Sharia TipSheet has published a more expansive report on the collusion of the US Catholic Church with the open-borders crowd through the process of “refugee resettlement” — which happens to earn the Church tens of millions of dollars of taxpayers’ money every year.
Also see the earlier report: “Catholic Church Unrepentant for Working with Muslim Brotherhood Front Groups.
The Catholic Immigration Flim-Flam Has Got to Stop
Open Borders: Where is That in the Bible, Exactly?
In October 2016, the Sharia TipSheet published “‘Refugee Resettlement’ a Cover for Muslim Colonization of the U.S.? Nobody’s Talking” (archived here). The story was based on questions put to a government official and a representative of Catholic Charities after a pro-resettlement presentation at a Catholic church in Arlington, Virginia. The story pointed out that the U.S. Conference of Catholic Bishops (USCCB) is a big government contractor which rakes in tens of millions of taxpayer dollars every year for refugee services. The Migration and Refugee Services arm of USCCB is 97 percent government-funded. One of the questions put to the representative of Catholic Charities was: “do you inform Catholic clergy and parishioners that Catholic Charities of the Diocese of Arlington is 29 percent government-funded ….?” There was no response.
In January 2017, the TipSheet published a second article copiously documenting how the Catholic Church works with Muslim Brotherhood front groups that have ties to terror, but the Church is not the least bit apologetic for doing so. The second article was re-posted at Gates of Vienna (without links).
Now comes an article from the Catholic-oriented publication and website Our Sunday Visitor entitled “Catholics respond to border wall, travel ban” (January 30, 2017). The article expresses disgust with the Trump administration’s immigration enforcement policies as contravening “the teaching of the Church on human dignity and other principles of Catholic social teaching.”
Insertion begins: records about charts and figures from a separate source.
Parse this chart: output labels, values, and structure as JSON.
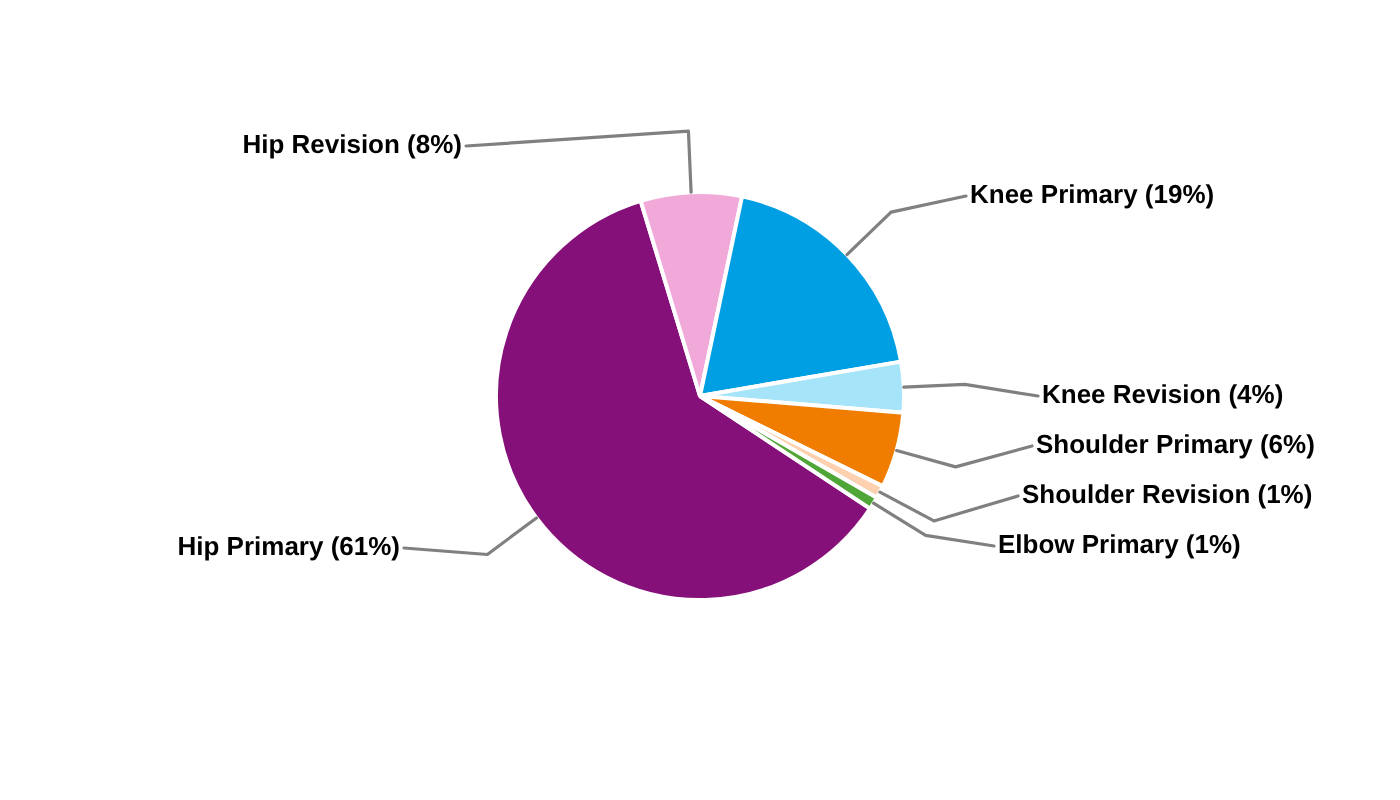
{
  "chart_data": {
    "type": "pie",
    "categories": [
      "Hip Primary",
      "Hip Revision",
      "Knee Primary",
      "Knee Revision",
      "Shoulder Primary",
      "Shoulder Revision",
      "Elbow Primary"
    ],
    "values": [
      61,
      8,
      19,
      4,
      6,
      1,
      1
    ],
    "colors": [
      "#86107a",
      "#f1a9da",
      "#009fe3",
      "#a6e4fa",
      "#f07d00",
      "#fdd0b0",
      "#4fa535"
    ],
    "value_labels": [
      "(61%)",
      "(8%)",
      "(19%)",
      "(4%)",
      "(6%)",
      "(1%)",
      "(1%)"
    ]
  }
}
This is quite a pronouncement, but it’s baseless. Several of the Catholic figures interviewed in the article made appeals to the Church’s teaching on “human rights” and “human dignity” but those vague terms don’t get you very far on specific policy questions. They don’t get you anywhere close to the proposition that enforcing immigration laws that have been on the books for decades — laws ignored by the previous administration — is somehow inhumane or an affront to human dignity.
One figure quoted in the article was even more ethereal: “We believe that now more than ever, welcoming newcomers and refugees is an act of love and hope.” The declarant, Bishop Joe S. Vásquez of Austin, Texas, and chair of the USCCB Committee on Migration, is not just any bishop but one directly involved in raking in the dough for the Church from huge resettlement contracts from the government. ‘Love and hope’ — is that Bishop Vásquez or the money talking? Funny how a few hundred million dollars can warp your perspective and lead you to make silly arguments.
Another figure quoted is similarly financially self-interested. Cardinal Daniel N. DiNardo of Galveston-Houston is president of the U.S. Conference of Catholic Bishops whose Migration and Refugee Services arm, as noted above, is 97 percent government-funded. So when Cardinal DiNardo trots out the tear-jerker that increased immigration enforcement will “tear families apart,” the same question arises: Is it the money talking? How can you be sure it’s not?
Another contractor employee argues in the article, “The large-scale ramp-up of immigrant detention and erosion of asylum protections… directly contradict Catholic social teaching.” Ashley Feasley is director of policy for Migration and Refugee Services of the USCCB. USCCB — here we go again. She should be asked the same question that should be asked of the others from USCCB: Why should we believe a word you say when hundreds of millions of dollars are at stake?